Musicians are quick to describe their albums as musical offspring, and Mastodon are no different — which, of course, makes picking a favorite song difficult. Sanders prefers to take a look at the big picture. “I don't have a particular favorite record,” he says, “but I enjoy putting all eight albums on the floor and realizing this journey that began as four guys who all had the same intention of getting in a van and taking this music and playing it any place that would have us. It's grown into this adventure.”

Kelliher, however, is willing to name names, citing the soaring “Roots Remain” as his proudest moment on the album, not to mention the most personal. The song was originally named “Catherine the Great,” a nod to both the famed Russian empress and his own mother, who shares her name. “When I'm listening to the lyrics, I will never not think of her face when she was in hospice, and just kind of comatose, waiting to leave this world.” He quotes the chorus ("Beauty fades / death decays”), adding, “When I hear those words, I just think of her and how her face had changed, and how she was just wasting away, and I was hoping that she'd pass away quickly. It really pulls on the heartstrings.”

That the band could shoulder all this pain and bear a collective grin over the past few years — carving wooden penises, framing music videos as twerk-offs and the like — is remarkable, but also standard praxis for these rascals. “Should we write about some sort of adventure, some fun time, some roller coaster and cotton candy?" Sanders ponders, his voice momentarily dripping with fake awe. “No, we can't write things about that. We write what we know, and what we know is what we're experiencing and living, and we tend to pull from darkness and attempt to channel it through our art into some type of brightness.” He smiles. “We're optimists. We deal with our grief and our anger with this band, and we try to find some sort of light in all of the darkness. We're always trying for a happy ending.”

There’s no happy ending to speak of on Emperor of Sand. The album’s epic closer, “Jaguar God,” concludes with the protagonist coming face to face with the curse that’s prophesized to take his life: “It's right in front of me / The throne of maladies / It's right in front of me / Your malignancy.” The instruments express urgency and resilience, but the lyrics offer little in the way of closure. It’s just one man — or more accurately, four —against the void. And that’s where fans like you and me come in — like all myths, Emperor of Sand is a tale meant to be retold (or rather, replayed) again and again, so that we may all associate it with our own pains and find ourselves in its hero. The band is just its avatar.

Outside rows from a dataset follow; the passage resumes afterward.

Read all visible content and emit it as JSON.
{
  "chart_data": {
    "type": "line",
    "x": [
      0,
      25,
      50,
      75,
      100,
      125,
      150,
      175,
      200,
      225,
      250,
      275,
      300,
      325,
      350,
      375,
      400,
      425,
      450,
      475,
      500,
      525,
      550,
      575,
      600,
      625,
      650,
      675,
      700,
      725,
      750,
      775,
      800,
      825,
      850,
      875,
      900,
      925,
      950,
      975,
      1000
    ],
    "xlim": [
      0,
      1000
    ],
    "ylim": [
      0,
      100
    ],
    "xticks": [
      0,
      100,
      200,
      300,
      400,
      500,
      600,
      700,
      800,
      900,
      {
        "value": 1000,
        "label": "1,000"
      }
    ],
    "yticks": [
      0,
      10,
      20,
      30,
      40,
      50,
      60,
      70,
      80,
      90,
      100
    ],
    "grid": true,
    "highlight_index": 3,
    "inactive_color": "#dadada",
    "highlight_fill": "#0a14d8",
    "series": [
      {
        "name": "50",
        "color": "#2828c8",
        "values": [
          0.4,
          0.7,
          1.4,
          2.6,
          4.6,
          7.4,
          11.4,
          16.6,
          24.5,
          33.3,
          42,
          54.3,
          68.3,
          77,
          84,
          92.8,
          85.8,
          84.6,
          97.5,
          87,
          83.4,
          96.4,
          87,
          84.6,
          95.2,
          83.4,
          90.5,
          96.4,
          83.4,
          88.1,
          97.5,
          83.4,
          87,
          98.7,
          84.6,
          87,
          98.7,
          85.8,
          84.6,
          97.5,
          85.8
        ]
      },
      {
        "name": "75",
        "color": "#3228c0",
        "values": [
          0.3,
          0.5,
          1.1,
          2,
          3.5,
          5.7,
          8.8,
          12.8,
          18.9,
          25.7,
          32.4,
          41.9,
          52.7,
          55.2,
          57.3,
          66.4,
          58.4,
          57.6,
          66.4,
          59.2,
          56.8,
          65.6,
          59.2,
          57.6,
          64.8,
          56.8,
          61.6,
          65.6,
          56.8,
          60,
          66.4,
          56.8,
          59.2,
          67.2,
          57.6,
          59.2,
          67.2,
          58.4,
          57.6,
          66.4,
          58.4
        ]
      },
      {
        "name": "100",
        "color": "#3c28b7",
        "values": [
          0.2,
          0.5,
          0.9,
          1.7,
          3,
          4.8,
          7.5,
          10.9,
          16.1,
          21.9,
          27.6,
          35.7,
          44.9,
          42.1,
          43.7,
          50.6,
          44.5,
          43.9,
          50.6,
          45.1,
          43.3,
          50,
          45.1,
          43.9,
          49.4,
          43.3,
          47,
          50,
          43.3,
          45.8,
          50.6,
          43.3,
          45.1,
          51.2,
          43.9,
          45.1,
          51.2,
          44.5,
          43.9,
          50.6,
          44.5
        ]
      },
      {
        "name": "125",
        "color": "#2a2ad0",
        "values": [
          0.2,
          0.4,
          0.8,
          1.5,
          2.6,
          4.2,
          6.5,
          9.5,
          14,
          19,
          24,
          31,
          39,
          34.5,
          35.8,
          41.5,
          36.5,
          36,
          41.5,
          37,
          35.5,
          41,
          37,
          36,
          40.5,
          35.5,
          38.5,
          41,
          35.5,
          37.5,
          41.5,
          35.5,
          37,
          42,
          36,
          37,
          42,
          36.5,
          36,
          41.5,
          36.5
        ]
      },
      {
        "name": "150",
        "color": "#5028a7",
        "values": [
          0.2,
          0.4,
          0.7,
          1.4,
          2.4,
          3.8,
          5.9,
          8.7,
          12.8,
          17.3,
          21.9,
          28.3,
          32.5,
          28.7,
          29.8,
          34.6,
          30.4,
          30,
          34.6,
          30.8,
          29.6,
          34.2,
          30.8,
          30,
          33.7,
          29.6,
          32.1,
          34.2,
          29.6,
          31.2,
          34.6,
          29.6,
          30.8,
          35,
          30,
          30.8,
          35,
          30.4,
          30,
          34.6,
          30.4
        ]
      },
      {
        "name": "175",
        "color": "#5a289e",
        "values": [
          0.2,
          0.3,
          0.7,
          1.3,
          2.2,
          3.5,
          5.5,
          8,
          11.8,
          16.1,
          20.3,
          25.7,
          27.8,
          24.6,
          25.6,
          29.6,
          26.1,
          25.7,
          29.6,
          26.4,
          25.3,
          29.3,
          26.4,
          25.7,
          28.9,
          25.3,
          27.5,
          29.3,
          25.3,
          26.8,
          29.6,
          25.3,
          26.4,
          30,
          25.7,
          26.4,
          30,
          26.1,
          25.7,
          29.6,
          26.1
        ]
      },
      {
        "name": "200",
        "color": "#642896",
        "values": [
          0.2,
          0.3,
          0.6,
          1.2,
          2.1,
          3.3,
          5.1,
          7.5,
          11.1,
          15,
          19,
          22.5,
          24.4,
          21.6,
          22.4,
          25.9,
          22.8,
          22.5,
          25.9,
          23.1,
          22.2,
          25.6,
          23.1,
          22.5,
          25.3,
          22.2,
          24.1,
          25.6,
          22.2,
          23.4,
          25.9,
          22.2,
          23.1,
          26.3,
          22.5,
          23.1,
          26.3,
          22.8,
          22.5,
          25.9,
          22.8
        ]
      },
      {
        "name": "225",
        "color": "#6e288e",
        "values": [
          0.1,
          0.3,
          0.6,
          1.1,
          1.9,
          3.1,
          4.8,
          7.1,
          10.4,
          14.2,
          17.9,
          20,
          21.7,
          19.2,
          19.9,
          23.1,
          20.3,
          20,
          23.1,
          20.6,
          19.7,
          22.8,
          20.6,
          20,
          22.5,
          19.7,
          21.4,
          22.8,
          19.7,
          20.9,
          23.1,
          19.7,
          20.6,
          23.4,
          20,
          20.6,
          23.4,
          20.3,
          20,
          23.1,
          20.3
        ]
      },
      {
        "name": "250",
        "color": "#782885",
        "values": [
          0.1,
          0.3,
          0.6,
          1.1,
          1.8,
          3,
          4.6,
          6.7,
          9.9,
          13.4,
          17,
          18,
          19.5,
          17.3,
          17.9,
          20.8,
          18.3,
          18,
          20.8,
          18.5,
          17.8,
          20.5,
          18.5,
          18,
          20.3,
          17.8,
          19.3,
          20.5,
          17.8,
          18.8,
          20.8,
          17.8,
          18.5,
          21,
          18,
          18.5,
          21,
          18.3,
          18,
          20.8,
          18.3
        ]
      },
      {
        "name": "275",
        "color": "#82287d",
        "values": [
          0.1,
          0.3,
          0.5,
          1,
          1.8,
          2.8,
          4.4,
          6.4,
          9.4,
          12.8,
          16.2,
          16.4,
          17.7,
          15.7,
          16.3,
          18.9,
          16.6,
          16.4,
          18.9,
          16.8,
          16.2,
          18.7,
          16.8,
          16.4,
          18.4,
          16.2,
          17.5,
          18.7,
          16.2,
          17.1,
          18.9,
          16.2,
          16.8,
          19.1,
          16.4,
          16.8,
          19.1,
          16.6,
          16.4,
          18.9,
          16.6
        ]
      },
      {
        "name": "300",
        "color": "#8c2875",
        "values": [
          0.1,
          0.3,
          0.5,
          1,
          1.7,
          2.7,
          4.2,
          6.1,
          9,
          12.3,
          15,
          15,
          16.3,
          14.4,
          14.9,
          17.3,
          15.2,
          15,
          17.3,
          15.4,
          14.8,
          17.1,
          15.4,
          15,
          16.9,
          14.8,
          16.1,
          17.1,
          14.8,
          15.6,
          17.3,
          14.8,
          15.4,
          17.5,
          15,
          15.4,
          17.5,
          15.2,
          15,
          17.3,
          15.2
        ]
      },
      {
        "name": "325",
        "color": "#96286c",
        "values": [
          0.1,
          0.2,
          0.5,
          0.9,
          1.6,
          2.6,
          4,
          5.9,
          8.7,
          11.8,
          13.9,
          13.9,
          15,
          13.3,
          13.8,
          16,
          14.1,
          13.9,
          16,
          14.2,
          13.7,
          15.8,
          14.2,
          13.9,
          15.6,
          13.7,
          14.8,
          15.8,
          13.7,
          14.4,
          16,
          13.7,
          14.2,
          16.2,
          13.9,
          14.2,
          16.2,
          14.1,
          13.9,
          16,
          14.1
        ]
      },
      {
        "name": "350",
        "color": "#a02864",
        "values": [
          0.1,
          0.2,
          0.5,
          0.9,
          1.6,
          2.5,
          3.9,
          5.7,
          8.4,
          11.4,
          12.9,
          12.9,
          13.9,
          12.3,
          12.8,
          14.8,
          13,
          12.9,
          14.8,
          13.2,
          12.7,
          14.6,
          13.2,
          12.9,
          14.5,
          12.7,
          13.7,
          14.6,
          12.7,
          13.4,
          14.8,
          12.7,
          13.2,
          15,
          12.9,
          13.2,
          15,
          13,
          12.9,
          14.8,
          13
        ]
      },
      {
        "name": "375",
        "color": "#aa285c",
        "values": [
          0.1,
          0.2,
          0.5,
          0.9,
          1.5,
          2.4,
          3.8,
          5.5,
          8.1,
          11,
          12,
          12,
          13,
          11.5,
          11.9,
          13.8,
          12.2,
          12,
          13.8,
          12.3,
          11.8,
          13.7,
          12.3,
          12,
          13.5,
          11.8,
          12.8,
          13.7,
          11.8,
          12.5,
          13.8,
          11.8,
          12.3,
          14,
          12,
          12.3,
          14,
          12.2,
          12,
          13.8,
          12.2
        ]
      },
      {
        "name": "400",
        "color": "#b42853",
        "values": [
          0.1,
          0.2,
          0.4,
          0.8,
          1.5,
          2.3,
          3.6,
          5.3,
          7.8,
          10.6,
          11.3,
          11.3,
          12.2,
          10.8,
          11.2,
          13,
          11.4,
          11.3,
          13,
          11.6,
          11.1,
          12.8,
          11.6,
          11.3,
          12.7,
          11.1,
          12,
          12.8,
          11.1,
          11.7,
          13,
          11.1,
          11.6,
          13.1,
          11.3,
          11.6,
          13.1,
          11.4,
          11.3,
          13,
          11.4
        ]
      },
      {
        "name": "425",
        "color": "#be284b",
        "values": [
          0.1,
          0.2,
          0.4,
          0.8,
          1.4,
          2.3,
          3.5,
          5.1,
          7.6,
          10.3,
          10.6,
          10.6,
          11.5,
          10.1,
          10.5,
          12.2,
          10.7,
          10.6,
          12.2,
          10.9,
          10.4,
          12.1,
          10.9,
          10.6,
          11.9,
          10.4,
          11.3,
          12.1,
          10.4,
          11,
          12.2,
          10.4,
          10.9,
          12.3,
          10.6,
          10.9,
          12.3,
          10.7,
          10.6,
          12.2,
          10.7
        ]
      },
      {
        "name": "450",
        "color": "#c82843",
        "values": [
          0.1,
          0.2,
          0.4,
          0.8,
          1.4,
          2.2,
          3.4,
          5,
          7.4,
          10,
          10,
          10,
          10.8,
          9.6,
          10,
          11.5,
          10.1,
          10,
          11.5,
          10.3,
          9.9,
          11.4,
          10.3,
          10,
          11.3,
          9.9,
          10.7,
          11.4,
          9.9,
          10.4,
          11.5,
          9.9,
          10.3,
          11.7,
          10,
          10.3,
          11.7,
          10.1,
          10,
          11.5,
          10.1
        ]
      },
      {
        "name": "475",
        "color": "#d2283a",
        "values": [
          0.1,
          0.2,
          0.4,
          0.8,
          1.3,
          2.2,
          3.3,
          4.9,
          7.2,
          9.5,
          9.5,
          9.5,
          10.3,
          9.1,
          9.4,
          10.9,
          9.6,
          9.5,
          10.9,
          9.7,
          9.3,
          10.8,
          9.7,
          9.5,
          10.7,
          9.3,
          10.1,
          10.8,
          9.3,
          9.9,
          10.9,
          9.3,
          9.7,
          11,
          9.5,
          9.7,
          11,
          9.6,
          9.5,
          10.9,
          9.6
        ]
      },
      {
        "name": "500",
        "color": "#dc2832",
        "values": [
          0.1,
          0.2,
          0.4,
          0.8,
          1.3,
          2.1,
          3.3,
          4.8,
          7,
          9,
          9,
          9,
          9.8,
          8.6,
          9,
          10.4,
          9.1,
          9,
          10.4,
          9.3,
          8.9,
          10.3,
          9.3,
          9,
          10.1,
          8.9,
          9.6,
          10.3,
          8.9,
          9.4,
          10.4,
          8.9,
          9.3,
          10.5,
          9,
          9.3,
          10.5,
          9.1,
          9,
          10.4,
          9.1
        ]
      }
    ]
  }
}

According to Kelliher, “I'll get emails or posts on our Facebook page where kids are like, ‘My mom just went through the same shit, man. Like, I feel you. I know what you're going through. These songs have really helped me cope because I know that I have a friend or a person like you.’ Maybe we don't know each other, but now I know that we’re going through the same shit. It's cleansing, and it's good.”